Fr. Martin was associate director of the Bishops Committee on the Liturgy until the sex abuse charges came out last year. (He was also president of the Federation of Diocesan Liturgical Commissions before going to the BCL. It’s interesting to note that in the most recent list of BCL personnel—a list that supposedly goes back to the beginning—Martin’s name doesn’t appear.)
Anyway, at the time Martin’s scandal broke, Cardinal George was chairman-elect of the BCL. There’s no way he could have been ignorant of the situation involving his associate director.
George said the Wilmington diocese told him of Martin’s plea and told him he was still a priest in good standing. George said Friday he was distressed to learn more about the offenses.
“To be fair, I didn’t press the [diocese] for details,” he said.
A friend sends the following comment based on the above quote:
Readers of Waugh’s Decline and Fall will remember Paul Pennyfeather’s interview with Llanabba headmaster Doctor Fagan:
‘…I understand too that you left your university rather suddenly. Now—why was that?’
This was the question that Paul had been dreading, and, true to his training, he had resolved upon honesty.
‘I was sent down, sir, for indecent behaviour.’
‘Indeed, indeed? Well, I shall not ask for details. I have been in the scholastic profession long enough to know that nobody enters it unless he has some very good reason which he is anxious to conceal.’

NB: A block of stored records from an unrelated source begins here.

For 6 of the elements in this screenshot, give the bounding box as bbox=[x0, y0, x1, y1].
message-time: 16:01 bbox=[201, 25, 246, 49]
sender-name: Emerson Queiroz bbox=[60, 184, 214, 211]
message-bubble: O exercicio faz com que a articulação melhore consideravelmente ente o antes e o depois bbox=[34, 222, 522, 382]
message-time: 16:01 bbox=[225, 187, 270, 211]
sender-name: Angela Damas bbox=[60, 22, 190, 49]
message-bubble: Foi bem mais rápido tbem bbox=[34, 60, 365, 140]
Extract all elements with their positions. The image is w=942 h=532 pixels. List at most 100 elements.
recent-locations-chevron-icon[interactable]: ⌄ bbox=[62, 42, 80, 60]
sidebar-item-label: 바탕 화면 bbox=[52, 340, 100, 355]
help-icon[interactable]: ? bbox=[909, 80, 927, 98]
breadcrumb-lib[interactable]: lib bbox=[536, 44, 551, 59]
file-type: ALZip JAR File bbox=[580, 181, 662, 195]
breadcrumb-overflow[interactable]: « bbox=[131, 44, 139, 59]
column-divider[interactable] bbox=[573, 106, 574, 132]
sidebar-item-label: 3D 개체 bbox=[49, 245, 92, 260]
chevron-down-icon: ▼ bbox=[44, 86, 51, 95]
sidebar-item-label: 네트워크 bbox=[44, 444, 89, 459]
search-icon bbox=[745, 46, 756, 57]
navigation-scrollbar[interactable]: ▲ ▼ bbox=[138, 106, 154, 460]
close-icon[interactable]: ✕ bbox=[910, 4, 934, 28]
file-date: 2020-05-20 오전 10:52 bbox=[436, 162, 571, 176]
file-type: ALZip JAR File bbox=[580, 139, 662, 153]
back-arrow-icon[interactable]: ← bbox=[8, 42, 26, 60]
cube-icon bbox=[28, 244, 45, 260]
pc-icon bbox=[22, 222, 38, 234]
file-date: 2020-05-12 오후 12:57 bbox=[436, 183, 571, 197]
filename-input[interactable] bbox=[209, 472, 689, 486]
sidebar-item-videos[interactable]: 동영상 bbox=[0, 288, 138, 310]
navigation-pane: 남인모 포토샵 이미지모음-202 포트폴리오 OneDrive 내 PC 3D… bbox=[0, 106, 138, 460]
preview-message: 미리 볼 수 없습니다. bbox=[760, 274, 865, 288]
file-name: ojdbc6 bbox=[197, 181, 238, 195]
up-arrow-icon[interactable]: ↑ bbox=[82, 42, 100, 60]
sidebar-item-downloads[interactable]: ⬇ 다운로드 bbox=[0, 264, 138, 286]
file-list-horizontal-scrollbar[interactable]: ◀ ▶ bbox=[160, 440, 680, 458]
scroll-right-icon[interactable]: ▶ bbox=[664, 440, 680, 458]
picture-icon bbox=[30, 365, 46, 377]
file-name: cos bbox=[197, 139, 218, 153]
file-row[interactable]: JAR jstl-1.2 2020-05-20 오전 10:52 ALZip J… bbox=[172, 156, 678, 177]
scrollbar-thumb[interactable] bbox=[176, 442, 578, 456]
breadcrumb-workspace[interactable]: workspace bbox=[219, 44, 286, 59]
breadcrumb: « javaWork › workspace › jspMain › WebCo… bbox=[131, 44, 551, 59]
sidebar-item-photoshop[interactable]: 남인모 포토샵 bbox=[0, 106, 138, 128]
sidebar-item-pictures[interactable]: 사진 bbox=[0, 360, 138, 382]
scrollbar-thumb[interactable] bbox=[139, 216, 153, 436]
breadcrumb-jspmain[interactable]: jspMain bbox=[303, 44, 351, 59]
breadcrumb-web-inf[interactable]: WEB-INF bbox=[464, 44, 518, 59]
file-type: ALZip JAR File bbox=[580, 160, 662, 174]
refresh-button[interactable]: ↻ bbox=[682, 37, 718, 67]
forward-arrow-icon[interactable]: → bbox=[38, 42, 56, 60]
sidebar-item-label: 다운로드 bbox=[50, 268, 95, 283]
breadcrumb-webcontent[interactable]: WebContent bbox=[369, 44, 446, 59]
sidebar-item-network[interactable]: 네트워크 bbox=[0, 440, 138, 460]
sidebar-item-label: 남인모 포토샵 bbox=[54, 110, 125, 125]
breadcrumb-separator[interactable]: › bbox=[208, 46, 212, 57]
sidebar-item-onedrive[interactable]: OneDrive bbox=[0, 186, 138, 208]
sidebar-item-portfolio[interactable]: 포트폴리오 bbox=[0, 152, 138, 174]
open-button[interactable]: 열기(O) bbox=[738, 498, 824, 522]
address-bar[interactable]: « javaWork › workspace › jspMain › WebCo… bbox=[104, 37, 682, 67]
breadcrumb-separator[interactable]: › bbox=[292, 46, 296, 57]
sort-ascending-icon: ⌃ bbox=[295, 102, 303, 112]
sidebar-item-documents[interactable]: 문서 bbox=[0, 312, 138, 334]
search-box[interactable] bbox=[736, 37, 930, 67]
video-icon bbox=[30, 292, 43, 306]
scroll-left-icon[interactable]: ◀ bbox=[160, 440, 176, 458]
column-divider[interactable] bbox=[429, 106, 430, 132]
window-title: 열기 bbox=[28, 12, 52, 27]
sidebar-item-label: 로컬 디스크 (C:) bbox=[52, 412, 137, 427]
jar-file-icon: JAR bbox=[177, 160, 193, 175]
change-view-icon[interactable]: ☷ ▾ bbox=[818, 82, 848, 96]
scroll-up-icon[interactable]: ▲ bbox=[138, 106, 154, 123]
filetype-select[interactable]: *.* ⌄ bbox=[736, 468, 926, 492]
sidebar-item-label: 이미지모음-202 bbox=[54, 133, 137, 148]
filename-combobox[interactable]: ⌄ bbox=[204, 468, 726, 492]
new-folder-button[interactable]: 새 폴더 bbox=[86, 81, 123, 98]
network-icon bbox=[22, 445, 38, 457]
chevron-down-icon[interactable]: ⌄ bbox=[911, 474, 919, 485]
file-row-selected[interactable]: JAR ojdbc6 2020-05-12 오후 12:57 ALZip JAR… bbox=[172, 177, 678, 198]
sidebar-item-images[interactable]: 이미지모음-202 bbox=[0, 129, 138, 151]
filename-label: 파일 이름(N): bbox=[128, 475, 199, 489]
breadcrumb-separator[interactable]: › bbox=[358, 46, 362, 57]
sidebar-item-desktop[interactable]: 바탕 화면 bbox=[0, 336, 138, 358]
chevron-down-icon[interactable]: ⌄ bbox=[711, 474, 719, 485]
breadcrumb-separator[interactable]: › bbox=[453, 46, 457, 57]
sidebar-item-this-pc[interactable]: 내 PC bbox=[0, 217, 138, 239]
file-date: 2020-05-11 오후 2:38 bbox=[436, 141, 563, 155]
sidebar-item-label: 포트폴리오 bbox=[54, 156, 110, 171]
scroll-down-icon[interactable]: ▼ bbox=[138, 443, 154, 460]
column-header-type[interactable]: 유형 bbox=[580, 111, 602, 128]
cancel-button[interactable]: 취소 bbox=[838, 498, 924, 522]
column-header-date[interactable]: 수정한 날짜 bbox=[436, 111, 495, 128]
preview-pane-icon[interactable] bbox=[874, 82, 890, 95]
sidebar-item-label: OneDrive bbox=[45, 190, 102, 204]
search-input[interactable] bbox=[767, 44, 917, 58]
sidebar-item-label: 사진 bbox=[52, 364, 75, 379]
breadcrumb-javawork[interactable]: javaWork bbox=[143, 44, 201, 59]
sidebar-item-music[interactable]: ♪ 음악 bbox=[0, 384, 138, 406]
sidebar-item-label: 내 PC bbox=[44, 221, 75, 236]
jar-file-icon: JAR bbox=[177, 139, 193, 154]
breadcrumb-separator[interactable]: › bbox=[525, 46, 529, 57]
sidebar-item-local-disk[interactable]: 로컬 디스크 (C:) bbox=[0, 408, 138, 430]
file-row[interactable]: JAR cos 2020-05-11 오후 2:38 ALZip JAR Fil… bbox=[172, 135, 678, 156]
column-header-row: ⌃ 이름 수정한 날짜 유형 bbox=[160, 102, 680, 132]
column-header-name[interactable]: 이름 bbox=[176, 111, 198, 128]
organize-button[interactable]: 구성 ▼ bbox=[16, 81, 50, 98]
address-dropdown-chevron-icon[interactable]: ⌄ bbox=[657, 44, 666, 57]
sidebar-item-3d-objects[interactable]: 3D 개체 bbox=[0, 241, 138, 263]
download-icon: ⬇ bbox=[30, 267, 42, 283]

Why shouldn’t the cardinal press for details, even if we pretend for a moment that he wouldn’t have known about them as chair of the BCL? In this day and age, in this climate, just for one’s own self-preservation, don’t you think common sense says you ask? We can’t be like Sgt. Schultz: “I see nothing. I know nothing.”
Wilmington’s response is even more incredible:
- The Wilmington diocese said it had understood the U.S. bishops’ abuse policy would apply only to offenses committed as priests, a conclusion George supported. Under the policy, priests found guilty of abuse are removed from ministry and forbidden to wear clerical garb.
I suppose that if one were more concerned with bureaucratic or legal butt-covering, that might make sense, but if one were to apply common sense, why should it make a difference if a guy abused kids before or after he was ordained? Being ordained doesn’t magically free you from psychological maladies and sinful temptations.
What if some priest abuse your child and the bishop’s only excuse was, “Well, we didn’t suspend him because the last time he did it, he wasn’t a priest yet.” Oh, then that’s okay?
I thought we had moved beyond all this last year. Why are we still learning these basic things more than a year later?